Summary and Implications —
Last week’s political developments were generally bullish for the market, as they suggest a greater likelihood that the President will be re-elected, meaning a continuation of the current economic policies.
Recent data shows that the U.S. economy appears to be accelerating, now that much of the uncertainty regarding trade deals has been resolved.
The coronavirus remains a wildcard.
Other Markets:
Bond Market:
- Bonds and stocks have been moving in opposite directions, due to “risk on / risk off” behavior.
- In late January when the coronavirus news was first reported, bond prices rallied and stocks fell. This was a move to a “risk off” environment (bonds up in a flight to safety, stocks down).
- In early February, stocks rallied and bonds pulled back.
Foreign Equities: Emerging markets (EEM), especially the Chinese market, have plunged in the past few weeks due to the coronavirus.
Prices of Oil and other Commodities: Oil prices and commodity prices in general have plunged in the last few weeks, due to the virus in China. In early January oil was around $63 a barrel and now it is down to $50.
Dollar: The dollar has been trending higher this year, as the euro has dropped from about 1.06 to 1.04.
Gold: Gold remains in an uptrend.
U.S. Stock Market:
A review of market indicators shows the following:
Price / Volume activity (over the last few weeks)

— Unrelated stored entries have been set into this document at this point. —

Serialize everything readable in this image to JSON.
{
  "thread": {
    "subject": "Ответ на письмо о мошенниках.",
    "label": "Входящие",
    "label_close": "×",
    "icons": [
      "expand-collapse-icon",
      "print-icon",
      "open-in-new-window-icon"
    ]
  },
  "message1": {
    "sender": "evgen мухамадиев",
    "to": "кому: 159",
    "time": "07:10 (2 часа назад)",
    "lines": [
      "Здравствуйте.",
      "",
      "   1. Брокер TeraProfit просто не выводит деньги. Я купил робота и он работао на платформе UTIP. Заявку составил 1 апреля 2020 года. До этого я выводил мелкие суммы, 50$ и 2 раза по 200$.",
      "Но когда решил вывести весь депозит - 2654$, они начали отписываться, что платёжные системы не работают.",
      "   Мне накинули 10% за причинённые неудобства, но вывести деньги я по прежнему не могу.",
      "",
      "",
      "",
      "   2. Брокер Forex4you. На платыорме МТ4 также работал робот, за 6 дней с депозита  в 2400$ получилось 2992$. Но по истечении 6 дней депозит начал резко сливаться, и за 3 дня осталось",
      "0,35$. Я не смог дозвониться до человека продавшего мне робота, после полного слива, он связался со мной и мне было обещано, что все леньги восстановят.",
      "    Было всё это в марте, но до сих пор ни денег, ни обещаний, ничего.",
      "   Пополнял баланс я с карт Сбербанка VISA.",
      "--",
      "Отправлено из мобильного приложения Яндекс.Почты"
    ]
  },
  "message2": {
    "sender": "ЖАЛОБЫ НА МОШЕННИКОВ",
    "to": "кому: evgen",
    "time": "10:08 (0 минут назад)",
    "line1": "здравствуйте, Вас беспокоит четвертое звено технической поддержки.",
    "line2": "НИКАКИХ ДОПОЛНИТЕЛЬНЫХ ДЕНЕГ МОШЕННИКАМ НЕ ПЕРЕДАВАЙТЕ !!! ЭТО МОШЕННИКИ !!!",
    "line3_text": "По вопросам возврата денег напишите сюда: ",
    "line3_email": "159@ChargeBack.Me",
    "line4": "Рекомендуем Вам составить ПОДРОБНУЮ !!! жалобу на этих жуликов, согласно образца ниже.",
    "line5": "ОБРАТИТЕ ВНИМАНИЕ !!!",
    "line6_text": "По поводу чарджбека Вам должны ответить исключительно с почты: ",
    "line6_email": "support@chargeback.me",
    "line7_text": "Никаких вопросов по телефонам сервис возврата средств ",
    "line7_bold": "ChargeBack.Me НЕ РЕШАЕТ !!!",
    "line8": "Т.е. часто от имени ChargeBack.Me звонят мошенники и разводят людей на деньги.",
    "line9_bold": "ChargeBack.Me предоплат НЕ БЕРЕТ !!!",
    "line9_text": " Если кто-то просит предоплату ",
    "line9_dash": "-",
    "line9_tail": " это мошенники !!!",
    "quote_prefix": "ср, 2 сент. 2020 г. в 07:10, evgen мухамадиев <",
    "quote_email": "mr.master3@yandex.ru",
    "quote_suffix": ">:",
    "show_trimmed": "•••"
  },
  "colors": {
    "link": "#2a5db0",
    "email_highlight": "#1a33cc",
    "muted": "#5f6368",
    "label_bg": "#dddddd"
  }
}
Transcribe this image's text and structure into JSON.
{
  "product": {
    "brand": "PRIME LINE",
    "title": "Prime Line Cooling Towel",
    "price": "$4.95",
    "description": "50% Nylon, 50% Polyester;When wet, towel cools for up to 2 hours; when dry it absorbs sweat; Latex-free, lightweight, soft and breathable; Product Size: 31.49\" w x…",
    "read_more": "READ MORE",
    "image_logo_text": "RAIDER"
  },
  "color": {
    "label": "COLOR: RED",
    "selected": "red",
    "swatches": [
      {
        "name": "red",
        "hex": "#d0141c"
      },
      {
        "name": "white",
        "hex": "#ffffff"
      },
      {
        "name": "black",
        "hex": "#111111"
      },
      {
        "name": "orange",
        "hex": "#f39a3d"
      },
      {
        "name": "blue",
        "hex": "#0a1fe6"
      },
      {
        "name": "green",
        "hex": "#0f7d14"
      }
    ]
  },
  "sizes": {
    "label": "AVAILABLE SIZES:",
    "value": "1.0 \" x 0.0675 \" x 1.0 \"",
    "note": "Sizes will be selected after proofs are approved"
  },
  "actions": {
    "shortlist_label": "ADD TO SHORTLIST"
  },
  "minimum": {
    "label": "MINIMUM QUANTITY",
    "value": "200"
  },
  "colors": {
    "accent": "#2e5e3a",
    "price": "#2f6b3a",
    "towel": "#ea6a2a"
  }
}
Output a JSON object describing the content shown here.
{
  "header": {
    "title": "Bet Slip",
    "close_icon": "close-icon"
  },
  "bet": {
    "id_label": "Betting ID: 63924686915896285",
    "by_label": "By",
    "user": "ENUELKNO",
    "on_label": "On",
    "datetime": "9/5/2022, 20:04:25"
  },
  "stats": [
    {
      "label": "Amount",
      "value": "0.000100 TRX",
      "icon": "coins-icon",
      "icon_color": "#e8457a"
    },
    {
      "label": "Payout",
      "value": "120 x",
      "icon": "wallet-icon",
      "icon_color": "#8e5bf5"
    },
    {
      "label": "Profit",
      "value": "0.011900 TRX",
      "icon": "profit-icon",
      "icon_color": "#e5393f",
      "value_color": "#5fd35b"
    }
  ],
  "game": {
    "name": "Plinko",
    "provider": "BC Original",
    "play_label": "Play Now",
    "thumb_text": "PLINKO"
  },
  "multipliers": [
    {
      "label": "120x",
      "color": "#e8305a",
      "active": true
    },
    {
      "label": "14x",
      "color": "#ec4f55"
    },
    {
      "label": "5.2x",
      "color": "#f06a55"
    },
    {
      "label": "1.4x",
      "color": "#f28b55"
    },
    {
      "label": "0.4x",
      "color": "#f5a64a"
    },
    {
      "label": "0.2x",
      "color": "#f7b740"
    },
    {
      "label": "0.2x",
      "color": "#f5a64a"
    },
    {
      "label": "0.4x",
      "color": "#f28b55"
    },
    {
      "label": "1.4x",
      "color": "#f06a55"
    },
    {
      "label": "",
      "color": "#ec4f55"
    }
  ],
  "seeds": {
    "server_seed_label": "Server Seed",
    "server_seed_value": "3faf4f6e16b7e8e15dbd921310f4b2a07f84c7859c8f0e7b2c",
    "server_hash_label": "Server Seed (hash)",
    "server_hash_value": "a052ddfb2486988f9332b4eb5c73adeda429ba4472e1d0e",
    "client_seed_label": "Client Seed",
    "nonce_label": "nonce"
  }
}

Distribution Days: 4 SPX, 4 Nasdaq – a bit worrisome but not overly bearish
Behavior of Leading Stocks
Leading stocks have been generally strong — bullish
Breadth / Divergences
Some breadth indicators are showing bearish divergences with the S&P 500, such as the percentage of stocks above their 40-day moving average
Small caps have been weaker than large caps – the Russell 2000 fell below its 50-day moving average in late January, and still has not climbed back to its mid-January highs, as other indices have
Overbought / Oversold
The market has been rising steadily for 4 months, so it is somewhat overbought and overdue for a correction
Support / Resistance
The S&P 500 found support at its 50-day moving average on its recent pullback, but if the coronavirus turns into a global health crisis a deeper pullback is possible
Highs and Lows / Trends
Long-term Trend – uptrend remains intact.

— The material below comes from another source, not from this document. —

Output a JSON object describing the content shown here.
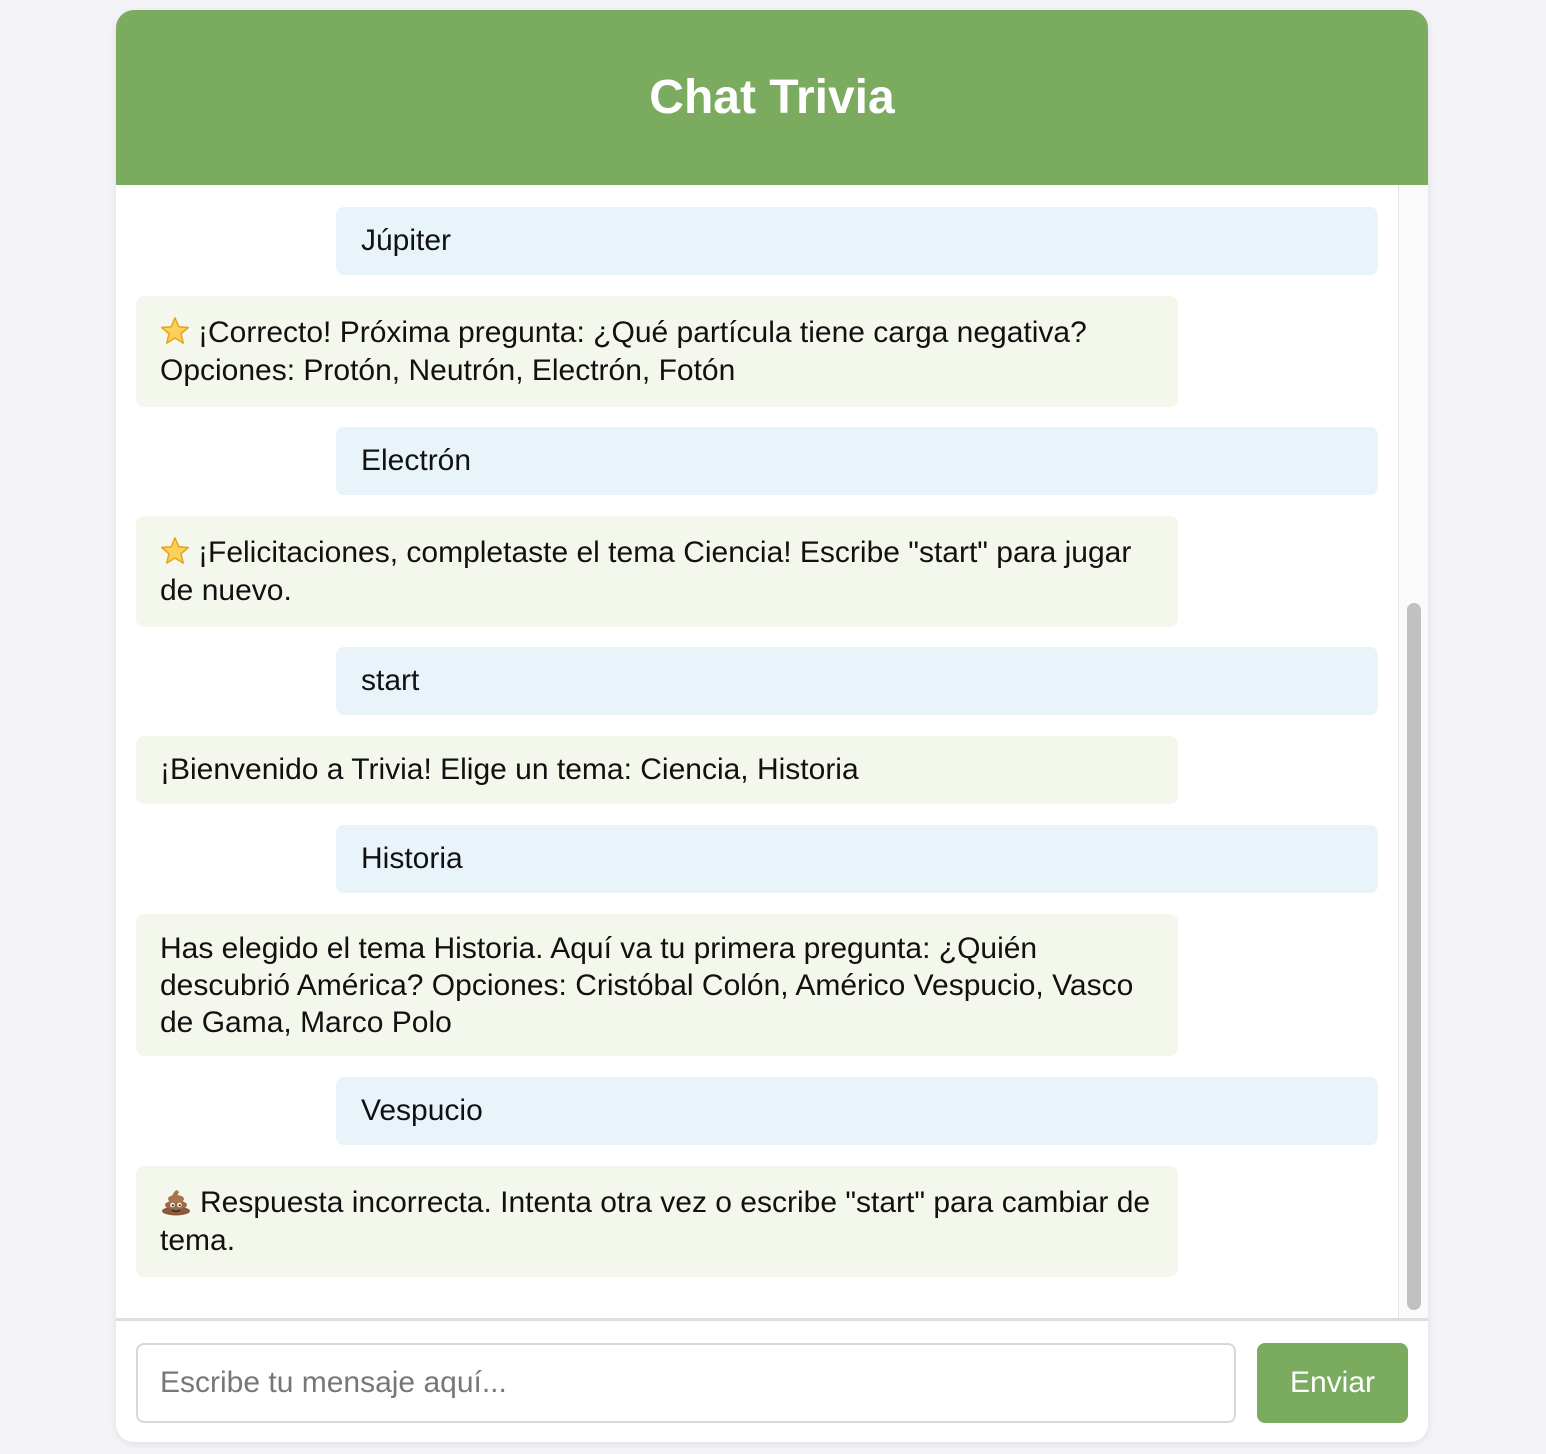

Short-term Trend – uptrend remains intact — the small pullback in late January was followed by renewed strength in early February. The S&P has reached its January high and the Nasdaq has made a higher high.
Sentiment
- Investors Intelligence bullish sentiment has dropped in the last few weeks to 47.6% — thus sentiment is not at an extremely bullish level which would indicate a top
- The VIX shot up to 19 when stock plunged in late January, but has pulled back to 15
- Put / Call ratio: 0.90 — neutral (note: above 1.20 is bullish, below 0.60 is bearish)
Summary: Stocks have been rising for four months straight, and therefore are overbought and overdue for a pullback. The coronavirus has become a serious concern, but the jury is still out on how serious it will become, and what impact it will have on the global economy.
Despite the virus, the market has been resilient, due to very good political and economic news along with good earnings reports.
Thus our strategy has been to make a minor reduction in equity exposure from 80% to 70% because the market is overbought and there is a growing risk of a correction, but to use any pullback as a buying opportunity.